Alguns Equívocos nas Estratégias de Transformação Digital

Atualmente, ao acessarmos vários artigos, livros, revistas especializadas de gestão e tecnologia sempre nos deparamos com frases como:

  • “O digital está chegando e rápido!”
  •  “Nenhum setor industrial está imune à disrupção”
  •  “O digital vai transformar o seu negócio”

Uma leitura vertical e uma rápida análise destas publicações nos levam a concluir que a transformação digital irá acabar com a indústria em que atuamos e nós, indivíduos, iremos ser ultrapassados e ficar obsoletos. A menos que compremos estas publicações….

Vemos ainda uma profusão de treinamentos, cursos e abordagens “inovadoras” e disruptivas para praticamente todos tipos de setores e organizações. A ordem do dia é mover-se rápido e aplicar fórmulas e técnicas mirabolantes para ter mais criatividade e escalar as organizações tirando o máximo proveito das tecnologias disponíveis.
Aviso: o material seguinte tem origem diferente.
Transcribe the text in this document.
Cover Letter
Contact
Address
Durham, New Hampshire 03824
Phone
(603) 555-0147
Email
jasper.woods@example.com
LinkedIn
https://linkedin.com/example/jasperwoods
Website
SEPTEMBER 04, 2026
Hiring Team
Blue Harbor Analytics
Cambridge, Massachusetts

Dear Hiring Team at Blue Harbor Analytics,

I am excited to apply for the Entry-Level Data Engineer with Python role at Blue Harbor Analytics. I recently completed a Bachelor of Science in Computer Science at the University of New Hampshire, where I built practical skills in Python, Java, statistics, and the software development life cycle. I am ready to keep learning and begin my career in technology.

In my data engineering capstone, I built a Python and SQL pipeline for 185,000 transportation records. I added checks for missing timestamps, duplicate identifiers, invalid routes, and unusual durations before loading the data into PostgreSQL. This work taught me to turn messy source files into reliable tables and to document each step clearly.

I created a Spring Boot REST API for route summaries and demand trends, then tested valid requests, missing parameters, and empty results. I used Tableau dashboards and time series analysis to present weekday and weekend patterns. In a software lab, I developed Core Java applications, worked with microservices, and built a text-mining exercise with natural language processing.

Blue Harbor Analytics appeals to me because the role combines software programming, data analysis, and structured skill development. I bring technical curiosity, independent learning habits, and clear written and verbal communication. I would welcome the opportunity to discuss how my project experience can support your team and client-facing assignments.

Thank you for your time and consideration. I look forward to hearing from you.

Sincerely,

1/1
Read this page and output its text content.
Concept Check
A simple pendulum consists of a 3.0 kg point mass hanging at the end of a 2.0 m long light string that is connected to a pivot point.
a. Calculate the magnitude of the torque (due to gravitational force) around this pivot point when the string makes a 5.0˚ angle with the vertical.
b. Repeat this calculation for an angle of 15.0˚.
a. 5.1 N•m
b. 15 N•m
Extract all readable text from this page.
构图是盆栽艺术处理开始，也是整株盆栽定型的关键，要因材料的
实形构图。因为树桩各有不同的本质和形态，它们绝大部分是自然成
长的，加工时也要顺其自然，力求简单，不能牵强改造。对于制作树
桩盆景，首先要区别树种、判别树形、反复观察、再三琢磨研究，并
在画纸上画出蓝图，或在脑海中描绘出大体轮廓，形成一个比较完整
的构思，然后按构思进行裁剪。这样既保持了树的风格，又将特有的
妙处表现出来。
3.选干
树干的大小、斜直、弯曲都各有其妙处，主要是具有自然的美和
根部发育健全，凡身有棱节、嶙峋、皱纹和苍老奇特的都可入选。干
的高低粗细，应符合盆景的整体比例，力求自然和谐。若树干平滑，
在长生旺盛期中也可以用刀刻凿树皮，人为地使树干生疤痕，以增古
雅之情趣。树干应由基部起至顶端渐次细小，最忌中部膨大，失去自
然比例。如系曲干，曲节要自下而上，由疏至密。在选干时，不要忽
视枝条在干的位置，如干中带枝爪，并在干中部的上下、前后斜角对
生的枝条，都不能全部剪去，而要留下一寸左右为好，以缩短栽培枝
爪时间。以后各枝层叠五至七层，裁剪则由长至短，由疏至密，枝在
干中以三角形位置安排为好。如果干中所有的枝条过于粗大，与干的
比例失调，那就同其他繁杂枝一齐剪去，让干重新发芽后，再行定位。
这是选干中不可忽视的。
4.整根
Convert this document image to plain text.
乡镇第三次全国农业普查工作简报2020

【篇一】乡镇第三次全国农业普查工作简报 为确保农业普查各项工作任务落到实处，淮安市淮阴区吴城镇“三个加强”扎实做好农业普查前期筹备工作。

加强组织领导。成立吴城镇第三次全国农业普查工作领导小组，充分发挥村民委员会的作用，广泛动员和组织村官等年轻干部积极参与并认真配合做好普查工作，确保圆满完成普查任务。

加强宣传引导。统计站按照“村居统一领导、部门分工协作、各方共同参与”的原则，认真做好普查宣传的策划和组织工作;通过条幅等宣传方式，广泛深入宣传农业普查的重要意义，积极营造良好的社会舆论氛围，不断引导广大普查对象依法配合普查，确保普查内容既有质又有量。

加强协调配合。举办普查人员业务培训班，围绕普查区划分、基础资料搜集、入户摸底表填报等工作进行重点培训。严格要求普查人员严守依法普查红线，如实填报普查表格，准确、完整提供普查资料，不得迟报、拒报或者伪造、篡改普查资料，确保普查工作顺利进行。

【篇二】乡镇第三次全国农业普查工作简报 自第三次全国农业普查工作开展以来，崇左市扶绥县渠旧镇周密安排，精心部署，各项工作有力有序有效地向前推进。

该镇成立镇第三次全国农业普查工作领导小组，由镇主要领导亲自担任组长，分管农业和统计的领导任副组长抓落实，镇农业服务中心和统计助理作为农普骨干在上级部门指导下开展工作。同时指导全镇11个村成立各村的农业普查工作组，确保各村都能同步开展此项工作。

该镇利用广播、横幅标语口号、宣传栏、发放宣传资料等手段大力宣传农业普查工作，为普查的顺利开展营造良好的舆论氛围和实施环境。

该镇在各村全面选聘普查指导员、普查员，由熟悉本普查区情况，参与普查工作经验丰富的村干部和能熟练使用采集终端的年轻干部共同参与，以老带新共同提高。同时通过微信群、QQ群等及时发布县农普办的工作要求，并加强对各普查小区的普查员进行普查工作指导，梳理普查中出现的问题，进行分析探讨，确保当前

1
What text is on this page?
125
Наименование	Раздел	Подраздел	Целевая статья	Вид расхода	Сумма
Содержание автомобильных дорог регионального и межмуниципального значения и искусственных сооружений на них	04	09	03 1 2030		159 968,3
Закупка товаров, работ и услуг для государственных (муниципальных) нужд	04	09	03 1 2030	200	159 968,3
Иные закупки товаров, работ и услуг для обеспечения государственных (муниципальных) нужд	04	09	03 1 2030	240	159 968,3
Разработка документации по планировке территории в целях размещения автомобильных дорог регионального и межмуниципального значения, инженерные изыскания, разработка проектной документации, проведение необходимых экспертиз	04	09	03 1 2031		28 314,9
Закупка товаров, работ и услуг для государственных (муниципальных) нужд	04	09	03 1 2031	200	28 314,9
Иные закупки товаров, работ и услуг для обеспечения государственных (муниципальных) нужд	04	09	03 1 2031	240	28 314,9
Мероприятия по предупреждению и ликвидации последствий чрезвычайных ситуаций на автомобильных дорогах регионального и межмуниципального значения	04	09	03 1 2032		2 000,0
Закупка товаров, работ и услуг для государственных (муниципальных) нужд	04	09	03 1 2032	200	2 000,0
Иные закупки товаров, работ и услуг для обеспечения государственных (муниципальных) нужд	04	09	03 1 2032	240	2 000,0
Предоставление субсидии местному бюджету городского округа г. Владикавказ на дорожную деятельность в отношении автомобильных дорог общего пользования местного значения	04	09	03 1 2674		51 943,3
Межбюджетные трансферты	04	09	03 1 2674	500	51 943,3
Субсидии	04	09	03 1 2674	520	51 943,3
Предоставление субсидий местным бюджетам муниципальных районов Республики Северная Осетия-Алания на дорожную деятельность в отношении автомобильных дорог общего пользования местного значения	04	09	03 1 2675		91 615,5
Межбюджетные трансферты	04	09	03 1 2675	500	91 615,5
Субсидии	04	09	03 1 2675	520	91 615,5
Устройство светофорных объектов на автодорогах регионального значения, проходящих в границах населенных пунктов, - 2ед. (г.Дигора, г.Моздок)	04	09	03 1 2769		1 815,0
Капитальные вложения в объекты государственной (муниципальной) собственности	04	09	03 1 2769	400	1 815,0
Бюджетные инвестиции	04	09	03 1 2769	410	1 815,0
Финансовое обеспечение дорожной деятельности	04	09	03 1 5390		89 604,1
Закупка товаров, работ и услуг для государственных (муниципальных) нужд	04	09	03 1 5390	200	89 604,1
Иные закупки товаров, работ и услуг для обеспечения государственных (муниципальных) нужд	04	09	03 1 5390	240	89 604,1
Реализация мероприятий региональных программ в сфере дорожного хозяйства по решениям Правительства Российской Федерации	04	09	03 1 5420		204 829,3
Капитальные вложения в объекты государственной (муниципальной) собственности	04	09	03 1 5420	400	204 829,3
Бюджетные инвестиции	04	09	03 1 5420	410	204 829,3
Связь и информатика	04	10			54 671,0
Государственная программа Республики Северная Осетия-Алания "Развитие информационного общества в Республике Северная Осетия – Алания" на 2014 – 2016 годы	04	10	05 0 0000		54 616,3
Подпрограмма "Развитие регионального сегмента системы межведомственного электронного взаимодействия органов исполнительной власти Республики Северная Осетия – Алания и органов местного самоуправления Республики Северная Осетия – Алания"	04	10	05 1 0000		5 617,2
Sem dúvida concordo, ao menos em parte, com as afirmações e alarmes dos novos autoproclamados gurus da gestão, consultores e congressistas. Seria ingenuidade acreditar que nada vai mudar em todos negócios e setores, mas, ao mesmo tempo, não é razoável aplicar generalizações e simplificar os impactos independentemente das características de cada setor e organização.

Certamente, os impactos das tecnologias digitais na maioria dos “negócios normais” ou “clássicos” serão distintos daqueles observados nas gigantes digitais como Amazon, Google e Facebook e alguns conceitos e generalizações têm sido aplicados erroneamente e indistintamente. Vejamos a seguir alguns destes impactos em negócios tradicionais com base na abordagem de Vermeulen (2017).

1.      Efeitos de rede: O vencedor nem sempre pega todo mercado e valor

Tem sido proclamado que no mundo digital, o vencedor, invariavelmente, pega todo o mercado e a geração de valor. Muitos modelos de negócio que usam extensivamente tecnologias digitais têm propriedades do tipo “rede”. Isso significa que, quanto mais

usuários e provedores de conteúdo participantes, melhor funcionamento para o modelo de negócios.

As pessoas entram no “efeito manada” do Facebook pois a maioria dos parentes e amigos já fazem parte do aplicativo e então o Facebook recolhe muitos dados e atrai anunciantes no modelo clássico de plataforma ancorada em efeito de rede. Com este efeito de rede, muitos proclamam que o vencedor pegará todo o valor de mercado e esvaziará os competidores (neste caso o Myspace, Google+ entre outros). Por esta razão, empresas como o Uber necessitam crescer rápido e investidores não se preocupam em perder dinheiro no início da escalada.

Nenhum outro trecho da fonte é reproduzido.